The Sunday Observer of 19 August ran a story that some leading British financial institutions have told it "they are about to withdraw hundreds of millions of pounds from firms linked to the manufacture of controversial cluster bombs. The move will be seen as a major breakthrough for campaigners such as Handicap International, the International Campaign to Ban Landmines and Human Rights Watch."
Let's also remember the Cluster Munition Coalition. All of the Non-Governmental Organizations (NGOs) mentioned above belong to that international network of campaigners, which has played an active role over the last few years in the deliberations of the Convention on Certain Conventional Weapons (CCW) in Geneva and especially in the international "Oslo Process" that emerged from February this year.
The Observer's story is further indirect evidence that, increasingly, cluster munitions are seen as a weapon with unacceptable humanitarian consequences by European publics. Investors see that as a risk, especially as efforts to restrict them gather steam.
Certainly, spokespeople from major arms manufacturers such as Lockheed Martin and Raytheon asked for comment by the Observer seemed quick to deny their involvement in cluster munition production and trade, although they have been linked to it in the recent past.

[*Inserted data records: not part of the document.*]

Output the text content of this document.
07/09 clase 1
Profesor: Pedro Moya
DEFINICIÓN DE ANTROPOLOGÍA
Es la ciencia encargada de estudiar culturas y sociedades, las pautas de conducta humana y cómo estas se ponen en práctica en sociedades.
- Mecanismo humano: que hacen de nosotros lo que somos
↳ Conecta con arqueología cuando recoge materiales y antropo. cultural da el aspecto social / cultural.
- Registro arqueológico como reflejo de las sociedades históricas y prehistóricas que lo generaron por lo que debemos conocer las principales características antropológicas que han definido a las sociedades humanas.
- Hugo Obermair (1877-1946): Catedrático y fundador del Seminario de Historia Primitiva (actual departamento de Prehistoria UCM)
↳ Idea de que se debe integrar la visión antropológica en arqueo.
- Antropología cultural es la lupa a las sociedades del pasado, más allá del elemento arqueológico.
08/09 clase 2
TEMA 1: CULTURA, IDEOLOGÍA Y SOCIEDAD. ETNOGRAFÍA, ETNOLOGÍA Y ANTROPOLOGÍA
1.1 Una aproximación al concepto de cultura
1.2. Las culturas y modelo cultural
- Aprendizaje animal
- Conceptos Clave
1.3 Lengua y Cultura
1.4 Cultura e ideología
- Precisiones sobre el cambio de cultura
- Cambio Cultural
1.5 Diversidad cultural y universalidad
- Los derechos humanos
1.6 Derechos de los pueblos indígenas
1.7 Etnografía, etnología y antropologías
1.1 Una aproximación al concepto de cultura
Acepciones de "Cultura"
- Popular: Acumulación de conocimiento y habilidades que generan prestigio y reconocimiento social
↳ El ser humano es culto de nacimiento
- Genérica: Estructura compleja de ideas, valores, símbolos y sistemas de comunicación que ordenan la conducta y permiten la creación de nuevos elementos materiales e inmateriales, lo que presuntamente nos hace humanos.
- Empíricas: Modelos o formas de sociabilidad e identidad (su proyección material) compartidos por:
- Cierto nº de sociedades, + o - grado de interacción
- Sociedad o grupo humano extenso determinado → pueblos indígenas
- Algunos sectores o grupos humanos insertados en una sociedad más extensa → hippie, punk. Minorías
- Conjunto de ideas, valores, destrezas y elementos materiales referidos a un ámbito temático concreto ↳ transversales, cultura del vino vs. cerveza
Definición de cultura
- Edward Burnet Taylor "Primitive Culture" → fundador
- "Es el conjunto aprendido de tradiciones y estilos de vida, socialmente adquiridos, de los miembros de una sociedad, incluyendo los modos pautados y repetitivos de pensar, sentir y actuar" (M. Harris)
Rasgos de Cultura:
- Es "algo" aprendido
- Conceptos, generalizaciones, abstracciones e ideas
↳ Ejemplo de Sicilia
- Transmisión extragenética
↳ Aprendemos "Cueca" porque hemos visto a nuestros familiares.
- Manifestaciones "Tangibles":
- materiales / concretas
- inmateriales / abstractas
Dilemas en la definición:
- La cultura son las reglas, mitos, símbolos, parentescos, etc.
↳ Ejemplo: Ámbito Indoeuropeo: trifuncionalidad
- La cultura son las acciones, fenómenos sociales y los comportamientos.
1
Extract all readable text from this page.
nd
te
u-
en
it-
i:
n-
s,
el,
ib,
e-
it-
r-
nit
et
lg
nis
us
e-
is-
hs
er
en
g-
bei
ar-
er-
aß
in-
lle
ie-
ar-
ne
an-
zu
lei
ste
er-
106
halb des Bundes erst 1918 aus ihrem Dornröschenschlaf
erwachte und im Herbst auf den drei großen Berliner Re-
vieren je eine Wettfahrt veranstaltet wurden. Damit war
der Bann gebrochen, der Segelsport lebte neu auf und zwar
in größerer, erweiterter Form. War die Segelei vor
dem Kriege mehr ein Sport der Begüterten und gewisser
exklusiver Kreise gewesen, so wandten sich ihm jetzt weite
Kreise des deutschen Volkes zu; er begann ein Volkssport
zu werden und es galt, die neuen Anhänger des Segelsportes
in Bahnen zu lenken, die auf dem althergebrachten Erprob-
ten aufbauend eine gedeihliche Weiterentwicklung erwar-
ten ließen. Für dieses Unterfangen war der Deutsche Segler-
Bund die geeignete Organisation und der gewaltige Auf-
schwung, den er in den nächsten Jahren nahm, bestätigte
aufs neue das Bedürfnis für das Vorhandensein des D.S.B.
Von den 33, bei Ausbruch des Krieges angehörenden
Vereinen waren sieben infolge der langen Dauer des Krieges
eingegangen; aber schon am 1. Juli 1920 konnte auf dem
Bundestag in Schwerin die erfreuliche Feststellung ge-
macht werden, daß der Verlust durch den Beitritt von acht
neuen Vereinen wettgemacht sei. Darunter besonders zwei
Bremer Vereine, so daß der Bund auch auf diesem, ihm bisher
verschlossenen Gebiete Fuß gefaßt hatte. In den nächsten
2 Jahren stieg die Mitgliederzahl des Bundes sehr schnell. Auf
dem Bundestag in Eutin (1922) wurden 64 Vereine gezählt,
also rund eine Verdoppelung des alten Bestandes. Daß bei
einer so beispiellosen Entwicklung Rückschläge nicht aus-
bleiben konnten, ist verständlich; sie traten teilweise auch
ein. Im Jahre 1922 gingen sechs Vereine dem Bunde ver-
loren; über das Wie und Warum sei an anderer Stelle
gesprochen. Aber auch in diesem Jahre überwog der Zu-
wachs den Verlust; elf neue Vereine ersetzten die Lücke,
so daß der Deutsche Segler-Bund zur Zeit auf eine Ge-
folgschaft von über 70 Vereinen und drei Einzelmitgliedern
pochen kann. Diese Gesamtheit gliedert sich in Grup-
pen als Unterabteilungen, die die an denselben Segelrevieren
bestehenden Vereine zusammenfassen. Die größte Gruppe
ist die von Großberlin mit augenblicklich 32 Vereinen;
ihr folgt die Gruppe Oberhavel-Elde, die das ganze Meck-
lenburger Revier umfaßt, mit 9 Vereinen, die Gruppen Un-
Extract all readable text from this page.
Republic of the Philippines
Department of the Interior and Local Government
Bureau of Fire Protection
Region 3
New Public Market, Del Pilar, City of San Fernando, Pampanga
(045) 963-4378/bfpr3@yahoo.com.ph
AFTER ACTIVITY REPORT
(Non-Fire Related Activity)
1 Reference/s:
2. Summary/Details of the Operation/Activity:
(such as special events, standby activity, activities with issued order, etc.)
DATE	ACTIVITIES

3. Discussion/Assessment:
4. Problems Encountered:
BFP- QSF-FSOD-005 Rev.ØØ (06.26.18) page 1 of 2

What the Observer article didn't discuss is whether - as seems likely - the investing institutions it mentioned from UK and France are taking their cue from others in this area. The Norwegian Petroleum Fund - Global, for example, is an investment big fish, with more than 200 billion Euro, making it one of the world's largest public funds. In 2005, the Fund's Council on Ethics recommended that the Fund pull out of investing in 7 cluster munition producers, which it did. It was judged that cluster munitions fail the fundamental humanitarian principle of distinction.
You can read about how it happened and why in a chapter of our third volume of research here, written by Dr. Gro Nystuen, a member of that Council.
Discussions in the CCW traditionally emphasized the military utility of cluster munitions. Not a lot of attention was given until recently to the moral or political acceptability of using a type of weapon that a range of evidence indicates is prone to indiscriminate use and deaths and injuries to bystanders.
The military utility of a weapon shouldn't be confused with its effectiveness, which is a broader consideration. A weapon may fulfill the requirements of its intended military mission, but the negative consequences of its use may outweigh that usefulness. Clearly there is widespread public unease about the civilian "collateral damage" cluster munitions cause. (You can see the footprint of a cluster munition in the Youtube clip embedded in this post, and can imagine its effects on a populated area.) We're likely to see stigma against cluster munitions grow, which will strengthen international initiatives like those mentioned above.
John Borrie
References
Gro Nystuen, "Investment policies and arms production - experiences from the Norwegian Pension Fund - Global", in Thinking Outside the Box in Multilateral Disarmament and Arms Control Negotiations (the pink book at left), UNIDIR: 2006.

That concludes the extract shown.